Add adaptive cost-quality routing primitives

2026-05-17 21:32:27 +02:00
parent bf86a03c5d
commit c4ad4bb9f2
17 changed files with 2480 additions and 25 deletions
--- a/contracts/functional/shadowing-adapter.md
+++ b/contracts/functional/shadowing-adapter.md
@@ -0,0 +1,84 @@
+# Contract: ShadowingAdapter
+
+**layer:** Functional
+**maturity:** Beta
+**module:** `llm_connect.shadowing`
+**since:** WP-0004
+
+## Purpose
+
+Collect quality observations without changing caller-visible model behavior.
+`ShadowingAdapter` wraps a candidate adapter, returns the candidate response to
+the caller, and samples extra baseline/grading work that appends
+`QualityObservation` records to a `QualityLedger`.
+
+## Public surface
+
+```python
+@dataclass
+class ShadowingAdapter(LLMAdapter):
+    candidate_adapter: LLMAdapter
+    baseline_adapter: LLMAdapter
+    grader: BaselineGrader
+    ledger: QualityLedger
+    task_type: str
+    adapter_id: str
+    model_id: Optional[str] = None
+    baseline_adapter_id: Optional[str] = None
+    shadow_rate: float = 1.0
+    async_shadow: bool = False
+    tags: Mapping[str, Any] = field(default_factory=dict)
+    on_shadow_error: Optional[Callable[[Exception], None]] = None
+
+    def execute_prompt(self, prompt: str, config: RunConfig) -> LLMResponse: ...
+    async def async_execute_prompt(self, prompt: str, config: RunConfig) -> LLMResponse: ...
+    def flush(self, timeout: Optional[float] = None) -> None: ...
+    def shutdown(self, wait: bool = True) -> None: ...
+```
+
+## Invariants
+
+1. The candidate adapter is always called first.
+2. The response returned by `execute_prompt()` and `async_execute_prompt()` is
+   always the candidate response.
+3. Shadow failures from the baseline adapter, grader, or ledger writer are
+   isolated from the caller. They are sent to `on_shadow_error` when configured.
+4. `shadow_rate=0.0` records no observations. `shadow_rate=1.0` shadows every
+   successful candidate call. Intermediate values sample with `random_source`.
+5. Shadow grading reuses the candidate response already returned by the wrapped
+   candidate adapter; it does not make a second candidate model call.
+6. Shadow calls use a copy of `RunConfig` with `budget_tracker=None`, so
+   observation collection cannot consume the caller's foreground token budget.

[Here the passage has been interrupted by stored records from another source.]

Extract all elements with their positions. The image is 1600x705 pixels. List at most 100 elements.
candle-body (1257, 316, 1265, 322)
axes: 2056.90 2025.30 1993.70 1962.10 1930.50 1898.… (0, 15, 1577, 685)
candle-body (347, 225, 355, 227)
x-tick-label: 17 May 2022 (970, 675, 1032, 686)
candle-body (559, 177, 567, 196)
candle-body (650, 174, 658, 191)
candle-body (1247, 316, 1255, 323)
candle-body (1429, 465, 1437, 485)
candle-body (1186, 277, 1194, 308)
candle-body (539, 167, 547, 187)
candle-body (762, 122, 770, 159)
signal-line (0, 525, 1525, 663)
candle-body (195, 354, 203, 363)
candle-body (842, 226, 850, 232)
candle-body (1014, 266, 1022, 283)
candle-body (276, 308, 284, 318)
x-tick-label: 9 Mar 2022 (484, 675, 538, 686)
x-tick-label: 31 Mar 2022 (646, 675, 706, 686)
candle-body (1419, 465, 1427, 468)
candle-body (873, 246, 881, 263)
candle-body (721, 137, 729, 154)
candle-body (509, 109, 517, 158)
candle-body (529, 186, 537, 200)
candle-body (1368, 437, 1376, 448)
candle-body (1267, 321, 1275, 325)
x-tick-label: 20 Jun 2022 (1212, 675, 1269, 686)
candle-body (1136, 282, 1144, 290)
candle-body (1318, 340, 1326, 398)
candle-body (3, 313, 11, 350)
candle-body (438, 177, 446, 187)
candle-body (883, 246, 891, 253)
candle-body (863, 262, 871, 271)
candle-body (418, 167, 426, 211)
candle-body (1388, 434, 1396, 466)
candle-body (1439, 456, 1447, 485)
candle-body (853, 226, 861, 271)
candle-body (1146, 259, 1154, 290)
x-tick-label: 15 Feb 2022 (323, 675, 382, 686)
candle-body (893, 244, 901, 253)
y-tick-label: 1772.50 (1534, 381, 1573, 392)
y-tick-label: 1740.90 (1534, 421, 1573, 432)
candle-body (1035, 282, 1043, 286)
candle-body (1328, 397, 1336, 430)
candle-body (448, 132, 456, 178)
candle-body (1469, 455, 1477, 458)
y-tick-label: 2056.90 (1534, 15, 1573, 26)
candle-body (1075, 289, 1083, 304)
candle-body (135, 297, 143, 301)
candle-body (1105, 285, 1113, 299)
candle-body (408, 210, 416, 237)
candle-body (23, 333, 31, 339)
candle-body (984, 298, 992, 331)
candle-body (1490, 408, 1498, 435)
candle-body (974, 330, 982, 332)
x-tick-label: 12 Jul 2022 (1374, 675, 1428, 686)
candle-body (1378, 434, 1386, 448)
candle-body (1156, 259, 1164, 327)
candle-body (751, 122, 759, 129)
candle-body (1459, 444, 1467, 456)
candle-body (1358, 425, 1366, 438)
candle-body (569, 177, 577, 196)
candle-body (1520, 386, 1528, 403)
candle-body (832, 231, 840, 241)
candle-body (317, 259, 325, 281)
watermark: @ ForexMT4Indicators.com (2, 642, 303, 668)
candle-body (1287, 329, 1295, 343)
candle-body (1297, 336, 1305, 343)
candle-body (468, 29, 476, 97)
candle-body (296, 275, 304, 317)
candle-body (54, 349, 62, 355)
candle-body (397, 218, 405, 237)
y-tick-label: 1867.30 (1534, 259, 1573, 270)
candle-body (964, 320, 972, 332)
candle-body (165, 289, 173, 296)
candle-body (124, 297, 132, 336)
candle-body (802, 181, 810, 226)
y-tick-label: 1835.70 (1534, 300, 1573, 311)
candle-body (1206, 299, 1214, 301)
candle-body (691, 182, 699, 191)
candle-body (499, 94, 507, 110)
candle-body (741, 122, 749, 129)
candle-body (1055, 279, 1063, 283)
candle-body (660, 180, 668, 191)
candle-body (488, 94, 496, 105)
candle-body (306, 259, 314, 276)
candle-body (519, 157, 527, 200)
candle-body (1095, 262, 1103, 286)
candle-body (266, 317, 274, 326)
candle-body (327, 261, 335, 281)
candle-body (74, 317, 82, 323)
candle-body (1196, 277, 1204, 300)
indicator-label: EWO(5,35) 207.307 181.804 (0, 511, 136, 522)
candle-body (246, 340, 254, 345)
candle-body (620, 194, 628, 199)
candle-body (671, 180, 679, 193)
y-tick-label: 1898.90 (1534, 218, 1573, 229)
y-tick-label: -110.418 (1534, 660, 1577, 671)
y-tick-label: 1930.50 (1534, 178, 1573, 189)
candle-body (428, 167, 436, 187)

+7. `async_shadow=True` schedules shadow work on a background thread. `flush()`
+   waits for currently queued work, and `shutdown()` releases the executor.
+
+## Observation mapping
+
+The appended observation uses:
+
+- `task_type` from the wrapper configuration
+- `adapter_id` from the wrapper configuration
+- `model_id` from the wrapper configuration, then candidate response model, then
+  `RunConfig.model_name`
+- `quality_score` from the `GradingResult`
+- `cost_usd` from response metadata keys `cost_usd`, `estimated_cost_usd`, or
+  `cost`, falling back to `0.0`
+- token counts from candidate response usage keys `prompt_tokens` and
+  `completion_tokens`
+- `baseline_adapter_id` and `tags` from wrapper configuration
+
+## Error contract
+
+| Condition | Exception |
+|-----------|-----------|
+| Empty `task_type` | `ValueError` |
+| Empty `adapter_id` | `ValueError` |
+| `shadow_rate` outside `0..1` | `ValueError` |
+| Candidate adapter failure | Original exception propagates |
+| Shadow baseline/grading/ledger failure | Suppressed; optional callback |
+
+## Privacy note
+
+The wrapper does not store prompt or response text in the ledger by default.
+Callers that need regime tracking should store non-sensitive fingerprints in
+`tags`, for example `prompt_fingerprint` or `template_version`.